Dan entendeu por que ela estava com aquela cara de culpada. Ele não era expert em preços de joias, mas imaginou que aquele colar fosse uma das coisas mais valiosas da caixa. Se ela ficasse com ele, receberiam muito menos.
— Eles vão nos pagar uma merreca — ele avisou. — Não temos tempo pra vender do jeito certo. E afinal, somos apenas crianças. Vamos ter que levar as joias pra alguém que possa nos dar dinheiro vivo sem fazer muitas perguntas. Provavelmente só vamos ganhar uns 2 ou 3 mil... nada comparado com o que isso realmente vale.
— Vamos precisar de transporte para três pessoas — Amy disse, incerta. — E hotéis. E comida.
Dan respirou fundo.
— Vou vender meus cards e minhas moedas. Tem uma loja lá na praça...
— Dan! Você passou anos colecionando essas coisas!
— Isso vai duplicar nosso dinheiro. A loja vai se aproveitar de mim, mas posso conseguir fácil uns 3 mil por tudo isto.
Amy olhou para o irmão como se ele tivesse acabado de sair de uma nave espacial.
— Dan, acho que a fumaça mexeu com o seu cérebro. Você tem certeza?

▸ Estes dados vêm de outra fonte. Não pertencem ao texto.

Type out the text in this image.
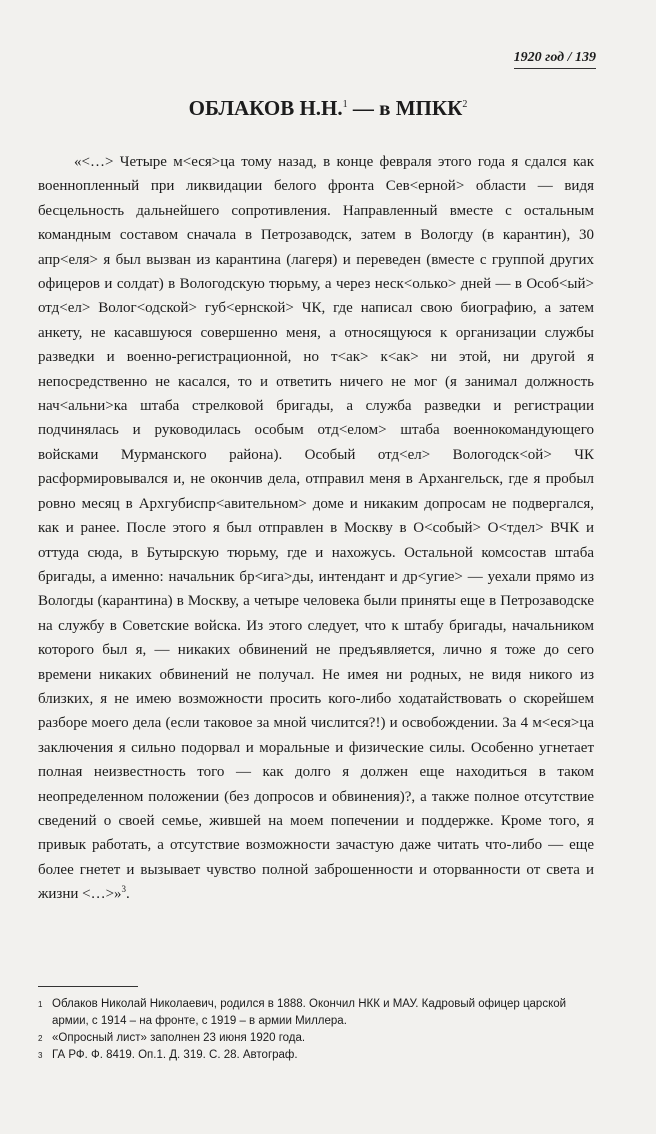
1920 год / 139
ОБЛАКОВ Н.Н.$^1$ — в МПКК$^2$

«<…> Четыре м<еся>ца тому назад, в конце февраля этого года я сдался как военнопленный при ликвидации белого фронта Сев<ерной> области — видя бесцельность дальнейшего сопротивления. Направленный вместе с остальным командным составом сначала в Петрозаводск, затем в Вологду (в карантин), 30 апр<еля> я был вызван из карантина (лагеря) и переведен (вместе с группой других офицеров и солдат) в Вологодскую тюрьму, а через неск<олько> дней — в Особ<ый> отд<ел> Волог<одской> губ<ернской> ЧК, где написал свою биографию, а затем анкету, не касавшуюся совершенно меня, а относящуюся к организации службы разведки и военно-регистрационной, но т<ак> к<ак> ни этой, ни другой я непосредственно не касался, то и ответить ничего не мог (я занимал должность нач<альни>ка штаба стрелковой бригады, а служба разведки и регистрации подчинялась и руководилась особым отд<елом> штаба военнокомандующего войсками Мурманского района). Особый отд<ел> Вологодск<ой> ЧК расформировывался и, не окончив дела, отправил меня в Архангельск, где я пробыл ровно месяц в Архгубиспр<авительном> доме и никаким допросам не подвергался, как и ранее. После этого я был отправлен в Москву в О<собый> О<тдел> ВЧК и оттуда сюда, в Бутырскую тюрьму, где и нахожусь. Остальной комсостав штаба бригады, а именно: начальник бр<ига>ды, интендант и др<угие> — уехали прямо из Вологды (карантина) в Москву, а четыре человека были приняты еще в Петрозаводске на службу в Советские войска. Из этого следует, что к штабу бригады, начальником которого был я, — никаких обвинений не предъявляется, лично я тоже до сего времени никаких обвинений не получал. Не имея ни родных, не видя никого из близких, я не имею возможности просить кого-либо ходатайствовать о скорейшем разборе моего дела (если таковое за мной числится?!) и освобождении. За 4 м<еся>ца заключения я сильно подорвал и моральные и физические силы. Особенно угнетает полная неизвестность того — как долго я должен еще находиться в таком неопределенном положении (без допросов и обвинения)?, а также полное отсутствие сведений о своей семье, жившей на моем попечении и поддержке. Кроме того, я привык работать, а отсутствие возможности зачастую даже читать что-либо — еще более гнетет и вызывает чувство полной заброшенности и оторванности от света и жизни <…>»$^3$.

1 Облаков Николай Николаевич, родился в 1888. Окончил НКК и МАУ. Кадровый офицер царской армии, с 1914 – на фронте, с 1919 – в армии Миллера.
2 «Опросный лист» заполнен 23 июня 1920 года.
3 ГА РФ. Ф. 8419. Оп.1. Д. 319. С. 28. Автограф.
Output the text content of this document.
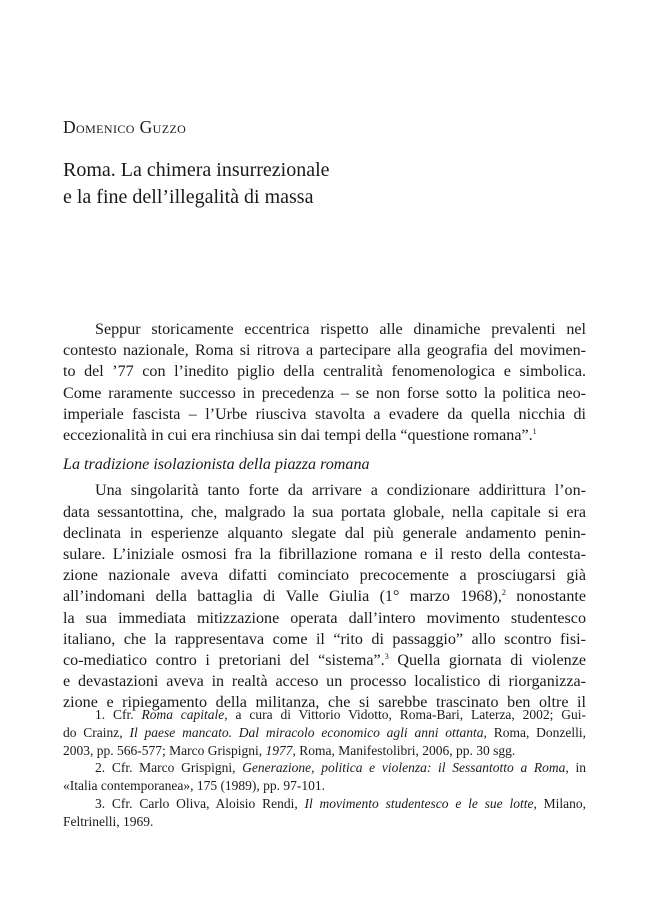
Domenico Guzzo
Roma. La chimera insurrezionale
e la fine dell’illegalità di massa
Seppur storicamente eccentrica rispetto alle dinamiche prevalenti nel
contesto nazionale, Roma si ritrova a partecipare alla geografia del movimen-
to del ’77 con l’inedito piglio della centralità fenomenologica e simbolica.
Come raramente successo in precedenza – se non forse sotto la politica neo-
imperiale fascista – l’Urbe riusciva stavolta a evadere da quella nicchia di
eccezionalità in cui era rinchiusa sin dai tempi della “questione romana”.$^1$
La tradizione isolazionista della piazza romana
Una singolarità tanto forte da arrivare a condizionare addirittura l’on-
data sessantottina, che, malgrado la sua portata globale, nella capitale si era
declinata in esperienze alquanto slegate dal più generale andamento penin-
sulare. L’iniziale osmosi fra la fibrillazione romana e il resto della contesta-
zione nazionale aveva difatti cominciato precocemente a prosciugarsi già
all’indomani della battaglia di Valle Giulia (1° marzo 1968),$^2$ nonostante
la sua immediata mitizzazione operata dall’intero movimento studentesco
italiano, che la rappresentava come il “rito di passaggio” allo scontro fisi-
co-mediatico contro i pretoriani del “sistema”.$^3$ Quella giornata di violenze
e devastazioni aveva in realtà acceso un processo localistico di riorganizza-
zione e ripiegamento della militanza, che si sarebbe trascinato ben oltre il
1. Cfr. Roma capitale, a cura di Vittorio Vidotto, Roma-Bari, Laterza, 2002; Gui-
do Crainz, Il paese mancato. Dal miracolo economico agli anni ottanta, Roma, Donzelli,
2003, pp. 566-577; Marco Grispigni, 1977, Roma, Manifestolibri, 2006, pp. 30 sgg.
2. Cfr. Marco Grispigni, Generazione, politica e violenza: il Sessantotto a Roma, in
«Italia contemporanea», 175 (1989), pp. 97-101.
3. Cfr. Carlo Oliva, Aloisio Rendi, Il movimento studentesco e le sue lotte, Milano,
Feltrinelli, 1969.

Por algum motivo estranho, ele tinha. Queria seguir essa caça ao tesouro mais do que queria sua coleção. Queria se vingar de quem quer que tivesse incendiado a casa de Grace. Queria descobrir o segredo das 39 pistas. Acima de tudo, queria finalmente usar aquele maldito passaporte e deixar seus pais orgulhosos. Quem sabe ao longo do caminho não encontraria fotos novas para o álbum?
— Tenho certeza.
Amy fez uma coisa completamente repulsiva. Deu um abraço nele.
— Que nojo! — Dan reclamou.
Ele a empurrou para longe. Amy estava sorrindo, mas tinha lágrimas nos olhos.
— Talvez você não seja tão idiota — ela disse.
— Pois é, então tá, para de chorar e vamos sair... Peraí, aonde nós vamos?
— Hoje vamos dormir num hotel no centro — ela disse. — E amanhã... tive uma ideia sobre Benjamin Franklin.
— Mas você não está mais com o livro.
— Não precisei do livro para isso. A anotação de mamãe dizia “Sigam Franklin”. Ben Franklin começou como impressor aqui em Boston, quando era adolescente e trabalhava para o irmão.
— Então vamos procurar na cidade inteira?
Amy negou com a cabeça.
— Isso é o que os outros devem estar fazendo. Mas nós vamos seguir para o lugar aonde ele foi depois, tipo seguir a vida dele. Benjamin Franklin não ficou em Boston. Quando tinha 17 anos, fugiu da oficina do irmão e abriu seu próprio negócio de impressão em outra cidade.
— Então nós vamos fugir também! Vamos seguir Franklin!
— Exatamente — disse Amy. — Só espero que mais ninguém tenha pensado nisso. Precisamos reservar três passagens de trem para a Filadélfia.
— Filadélfia — repetiu Dan. As únicas coisas que ele sabia que tinha na Filadélfia eram o Sino da Liberdade e os Phillies, o time de beisebol. — Então quando a gente chegar lá, o que vamos procurar?
Amy tocou o colar de jade, como se o objeto pudesse protegê-la.
— Acho que vamos procurar um segredo que pode nos levar à morte.